Sin golondrinas
Esta primavera, de cielo anubarrado y sin golondrinas, cada vez se asemeja más a la tristeza de los lunes. Negritas y vivarachas (como las llama ... Jun Ramón Jiménez) las golondrinas parece que se han perdido. Voy por los viejos atajos a las aldeas vecinas de Gijón. Y también hacia las traseras y extrarradios de la ciudad por donde siempre hay alguna fuente con un grifo mal cerrado y barro en su entorno. Barro fino en el que las golondrinas amasan bolitas para hacer con él sus nidos. Y no están. No oigo su rizado gorjeo puestas en fila en los alambres de la luz. Ni se las ve entrar y salir de sus nidos (siempre respetados) de los aleros de las casas. Ni contemplo su vuelo raso, sin tregua, por sobre el Piles y bajo sus puentes.

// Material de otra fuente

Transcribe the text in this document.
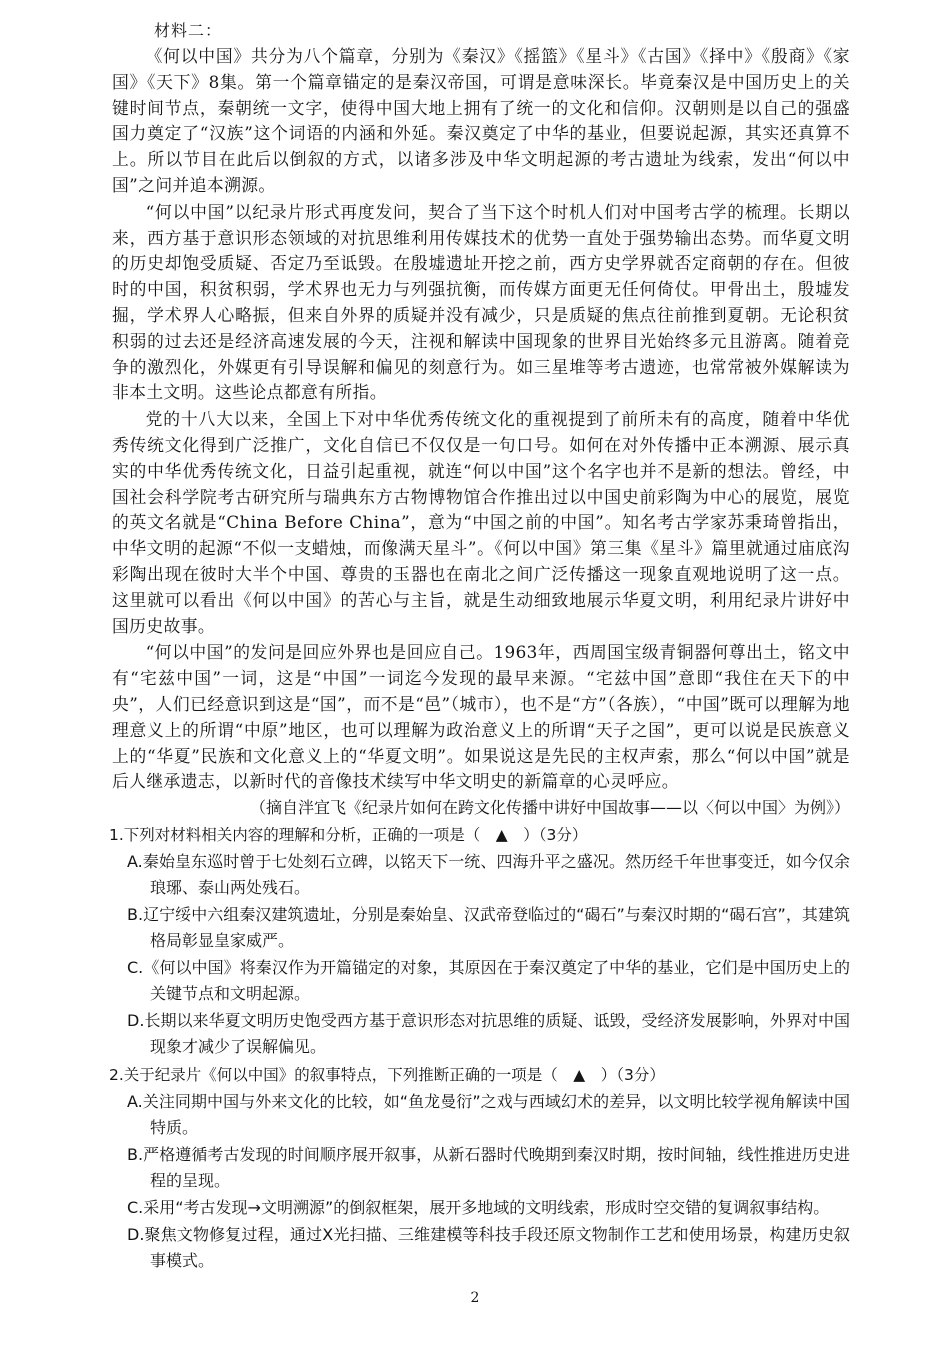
材料二：

《何以中国》共分为八个篇章，分别为《秦汉》《摇篮》《星斗》《古国》《择中》《殷商》《家国》《天下》8集。第一个篇章锚定的是秦汉帝国，可谓是意味深长。毕竟秦汉是中国历史上的关键时间节点，秦朝统一文字，使得中国大地上拥有了统一的文化和信仰。汉朝则是以自己的强盛国力奠定了“汉族”这个词语的内涵和外延。秦汉奠定了中华的基业，但要说起源，其实还真算不上。所以节目在此后以倒叙的方式，以诸多涉及中华文明起源的考古遗址为线索，发出“何以中国”之问并追本溯源。

“何以中国”以纪录片形式再度发问，契合了当下这个时机人们对中国考古学的梳理。长期以来，西方基于意识形态领域的对抗思维利用传媒技术的优势一直处于强势输出态势。而华夏文明的历史却饱受质疑、否定乃至诋毁。在殷墟遗址开挖之前，西方史学界就否定商朝的存在。但彼时的中国，积贫积弱，学术界也无力与列强抗衡，而传媒方面更无任何倚仗。甲骨出土，殷墟发掘，学术界人心略振，但来自外界的质疑并没有减少，只是质疑的焦点往前推到夏朝。无论积贫积弱的过去还是经济高速发展的今天，注视和解读中国现象的世界目光始终多元且游离。随着竞争的激烈化，外媒更有引导误解和偏见的刻意行为。如三星堆等考古遗迹，也常常被外媒解读为非本土文明。这些论点都意有所指。

党的十八大以来，全国上下对中华优秀传统文化的重视提到了前所未有的高度，随着中华优秀传统文化得到广泛推广，文化自信已不仅仅是一句口号。如何在对外传播中正本溯源、展示真实的中华优秀传统文化，日益引起重视，就连“何以中国”这个名字也并不是新的想法。曾经，中国社会科学院考古研究所与瑞典东方古物博物馆合作推出过以中国史前彩陶为中心的展览，展览的英文名就是“China Before China”，意为“中国之前的中国”。知名考古学家苏秉琦曾指出，中华文明的起源“不似一支蜡烛，而像满天星斗”。《何以中国》第三集《星斗》篇里就通过庙底沟彩陶出现在彼时大半个中国、尊贵的玉器也在南北之间广泛传播这一现象直观地说明了这一点。这里就可以看出《何以中国》的苦心与主旨，就是生动细致地展示华夏文明，利用纪录片讲好中国历史故事。

“何以中国”的发问是回应外界也是回应自己。1963年，西周国宝级青铜器何尊出土，铭文中有“宅兹中国”一词，这是“中国”一词迄今发现的最早来源。“宅兹中国”意即“我住在天下的中央”，人们已经意识到这是“国”，而不是“邑”（城市），也不是“方”（各族），“中国”既可以理解为地理意义上的所谓“中原”地区，也可以理解为政治意义上的所谓“天子之国”，更可以说是民族意义上的“华夏”民族和文化意义上的“华夏文明”。如果说这是先民的主权声索，那么“何以中国”就是后人继承遗志，以新时代的音像技术续写中华文明史的新篇章的心灵呼应。

（摘自泮宜飞《纪录片如何在跨文化传播中讲好中国故事——以〈何以中国〉为例》）
1.下列对材料相关内容的理解和分析，正确的一项是（　▲　）（3分）
A.秦始皇东巡时曾于七处刻石立碑，以铭天下一统、四海升平之盛况。然历经千年世事变迁，如今仅余琅琊、泰山两处残石。
B.辽宁绥中六组秦汉建筑遗址，分别是秦始皇、汉武帝登临过的“碣石”与秦汉时期的“碣石宫”，其建筑格局彰显皇家威严。
C.《何以中国》将秦汉作为开篇锚定的对象，其原因在于秦汉奠定了中华的基业，它们是中国历史上的关键节点和文明起源。
D.长期以来华夏文明历史饱受西方基于意识形态对抗思维的质疑、诋毁，受经济发展影响，外界对中国现象才减少了误解偏见。
2.关于纪录片《何以中国》的叙事特点，下列推断正确的一项是（　▲　）（3分）
A.关注同期中国与外来文化的比较，如“鱼龙曼衍”之戏与西域幻术的差异，以文明比较学视角解读中国特质。
B.严格遵循考古发现的时间顺序展开叙事，从新石器时代晚期到秦汉时期，按时间轴，线性推进历史进程的呈现。
C.采用“考古发现→文明溯源”的倒叙框架，展开多地域的文明线索，形成时空交错的复调叙事结构。
D.聚焦文物修复过程，通过X光扫描、三维建模等科技手段还原文物制作工艺和使用场景，构建历史叙事模式。
2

Mi abuela, siempre me decía que las golondrinas venían por San José. Que llegaban desde África por la mar posadas en los palos más alto de los barcos, o flotando en el agua teniendo el ala como vela. Que llegaban a sus nidos de siempre, y que, después de curiosearlo todo, tomaban las calles más rectas rasgando el aire, una y otra vez, con ese adornito suyo de ida y vuelta en una especie de patinaje de altura. Sí, las golondrinas son la lucha de la fe. Van y vienen y vuelven siempre. Son, como dice Ramón Gómez de la Serna «segadoras incansables del trigo azul del cielo». Sin embargo, hay que decirlo, cada año llegan más tarde. ¿Qué presentimiento significa este retraso? Tal vez su demora pudiera ser un aviso de tiempos malos. Pero, por otra parte, ellas son siempre un signo salvador. Tiñen de ilusión la vida y animan y nos animan a ascender a lo más alto, a tirar para adelante, a dar un salto más allá. En medio de la gran farsa que se representa aquí abajo necesitamos el decorado de las golondrinas. Por eso, golondrinas de Bécquer, ¡volver! Y ojalá que llevéis en el pico los gusanos de tanta muerte y desolación. Por eso, cuando os vuelva a ver, será como cerciorarme de que el mundo marcha, y de que, por encima de todo, hay que seguir viviendo y tener esperanza.